In this regard, it is noted that plaintiff has motions pending (1) to add Transit Casualty Company, Beneficial Standard Life Insurance Company, Northwestern National Insurance Company and Mid-America Fire and Marine Insurance Company as parties defendant, and (2) to be granted 20 days "after all motions by all defendants have been filed" to file suggestions in opposition. In view of the necessity for making the complaint herein definite and certain, these motions will be denied without prejudice and plaintiff will be ordered to submit a proposed second amended complaint within 20 days of the date of entry of this order in which *1063 he states claims, according to the rules of pleading as explicated above, against all defendants, including those sought to be added, by stating the facts entitling him to relief under recognizable legal theories. Plaintiff should particularly state facts showing the jurisdiction of the first three "claims" under the Sherman Anti-Trust Act and the damages for which relief is claimed in the last three "claims." If he wishes, plaintiff may accompany the proposed second amended complaint with a memorandum of law and facts in support.
There are two motions pending to grant leave to certain visiting lawyers to appear in this case. Plaintiff moves the Court for an order granting permission for the firm of Regan, Goldfarb, Powell and Quinn to appear in this cause as co-counsel for plaintiff. Defendants American Insurance Company, Associated Indemnity Corporation and Fireman's Fund Insurance Company move for an order granting permission to William H. Orrick, Jr., of the firm of Orrick, Herrington, Rowley & Sutcliffe to appear as co-counsel for those defendants. It appears that all the visiting lawyers are members of foreign state bars in good standing and the respective motions have not been opposed in the pleadings by any of the parties, although they have been given ample time in which to do so. The motions will therefore be granted.

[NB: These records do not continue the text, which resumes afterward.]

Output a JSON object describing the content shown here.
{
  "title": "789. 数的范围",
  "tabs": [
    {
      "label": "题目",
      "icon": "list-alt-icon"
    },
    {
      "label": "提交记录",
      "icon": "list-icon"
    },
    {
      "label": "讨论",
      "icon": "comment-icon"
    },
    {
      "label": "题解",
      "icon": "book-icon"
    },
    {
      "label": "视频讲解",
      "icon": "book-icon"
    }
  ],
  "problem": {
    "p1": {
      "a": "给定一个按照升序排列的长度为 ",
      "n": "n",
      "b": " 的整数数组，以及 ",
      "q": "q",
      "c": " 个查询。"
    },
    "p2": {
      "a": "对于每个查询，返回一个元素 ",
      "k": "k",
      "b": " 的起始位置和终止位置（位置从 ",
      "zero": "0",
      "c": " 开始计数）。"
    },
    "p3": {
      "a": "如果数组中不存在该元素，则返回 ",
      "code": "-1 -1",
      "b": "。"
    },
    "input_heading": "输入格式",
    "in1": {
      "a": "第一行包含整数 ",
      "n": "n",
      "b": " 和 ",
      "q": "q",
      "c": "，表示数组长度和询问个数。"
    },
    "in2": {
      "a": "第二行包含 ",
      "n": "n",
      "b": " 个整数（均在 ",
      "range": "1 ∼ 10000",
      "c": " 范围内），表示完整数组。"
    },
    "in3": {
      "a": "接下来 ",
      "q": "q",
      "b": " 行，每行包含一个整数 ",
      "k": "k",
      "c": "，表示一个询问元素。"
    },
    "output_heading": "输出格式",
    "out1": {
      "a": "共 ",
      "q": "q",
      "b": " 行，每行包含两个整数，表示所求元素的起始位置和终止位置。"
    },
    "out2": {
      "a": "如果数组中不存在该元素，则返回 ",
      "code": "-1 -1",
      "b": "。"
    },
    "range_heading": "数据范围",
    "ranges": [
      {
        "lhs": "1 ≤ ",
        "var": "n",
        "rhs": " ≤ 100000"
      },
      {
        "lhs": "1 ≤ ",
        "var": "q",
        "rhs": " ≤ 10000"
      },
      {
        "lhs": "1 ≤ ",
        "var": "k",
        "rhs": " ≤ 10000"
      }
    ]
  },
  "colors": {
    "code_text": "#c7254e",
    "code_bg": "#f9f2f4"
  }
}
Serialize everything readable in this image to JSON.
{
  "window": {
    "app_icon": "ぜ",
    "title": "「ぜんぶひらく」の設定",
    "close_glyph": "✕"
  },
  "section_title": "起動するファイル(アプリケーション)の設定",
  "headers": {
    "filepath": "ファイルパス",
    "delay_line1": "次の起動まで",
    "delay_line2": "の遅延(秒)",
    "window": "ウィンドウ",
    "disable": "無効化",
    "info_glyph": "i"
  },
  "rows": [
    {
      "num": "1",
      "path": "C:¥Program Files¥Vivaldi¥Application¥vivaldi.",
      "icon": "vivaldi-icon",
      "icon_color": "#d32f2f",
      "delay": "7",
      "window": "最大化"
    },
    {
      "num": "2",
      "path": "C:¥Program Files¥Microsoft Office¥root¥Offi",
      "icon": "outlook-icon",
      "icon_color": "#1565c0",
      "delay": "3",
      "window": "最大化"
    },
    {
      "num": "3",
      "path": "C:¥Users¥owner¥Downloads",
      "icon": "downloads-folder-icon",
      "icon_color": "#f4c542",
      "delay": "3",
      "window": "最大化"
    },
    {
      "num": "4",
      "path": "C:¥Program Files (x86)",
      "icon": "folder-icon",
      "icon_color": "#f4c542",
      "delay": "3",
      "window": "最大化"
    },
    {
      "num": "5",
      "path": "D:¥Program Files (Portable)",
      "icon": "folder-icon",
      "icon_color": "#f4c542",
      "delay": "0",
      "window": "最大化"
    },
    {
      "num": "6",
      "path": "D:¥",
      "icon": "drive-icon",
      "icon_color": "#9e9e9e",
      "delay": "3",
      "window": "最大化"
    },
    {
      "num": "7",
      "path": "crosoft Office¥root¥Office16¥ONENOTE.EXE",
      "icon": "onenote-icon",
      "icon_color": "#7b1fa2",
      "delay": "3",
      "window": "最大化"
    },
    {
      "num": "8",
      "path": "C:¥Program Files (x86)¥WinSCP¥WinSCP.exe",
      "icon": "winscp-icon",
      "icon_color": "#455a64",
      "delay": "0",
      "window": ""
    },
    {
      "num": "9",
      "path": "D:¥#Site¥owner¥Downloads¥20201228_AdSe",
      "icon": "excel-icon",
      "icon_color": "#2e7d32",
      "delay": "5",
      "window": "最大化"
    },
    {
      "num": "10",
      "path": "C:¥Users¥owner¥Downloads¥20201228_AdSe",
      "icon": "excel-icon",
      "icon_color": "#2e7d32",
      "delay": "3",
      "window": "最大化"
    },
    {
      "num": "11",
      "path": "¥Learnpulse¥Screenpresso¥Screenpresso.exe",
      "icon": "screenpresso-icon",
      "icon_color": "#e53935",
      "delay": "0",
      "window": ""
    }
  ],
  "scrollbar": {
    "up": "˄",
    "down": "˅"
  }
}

In view of developments in the pleadings which have taken place since their respective filings, defendant Selective Insurance Company's motion to strike certain portions of the original complaint referring to a "conspiracy" and the motion of American Premier Insurance Company to strike from the complaint any reference to "Northwestern National Insurance Group" will be denied as moot. The "conspiracy" problem is a matter which may be raised again after the submission of the proposed second amended complaint in accordance with this order. And plaintiff now proposes to add "Northwestern National Insurance Company" as a party defendant.NOTES
 Chapiewsky v. G. Heileman Brewing Company (W.D.Wis.) 297 F. Supp. 33, held that the federal court had the power to apply the doctrine of pendent jurisdiction in a case where the federal claim was under the Sherman Act.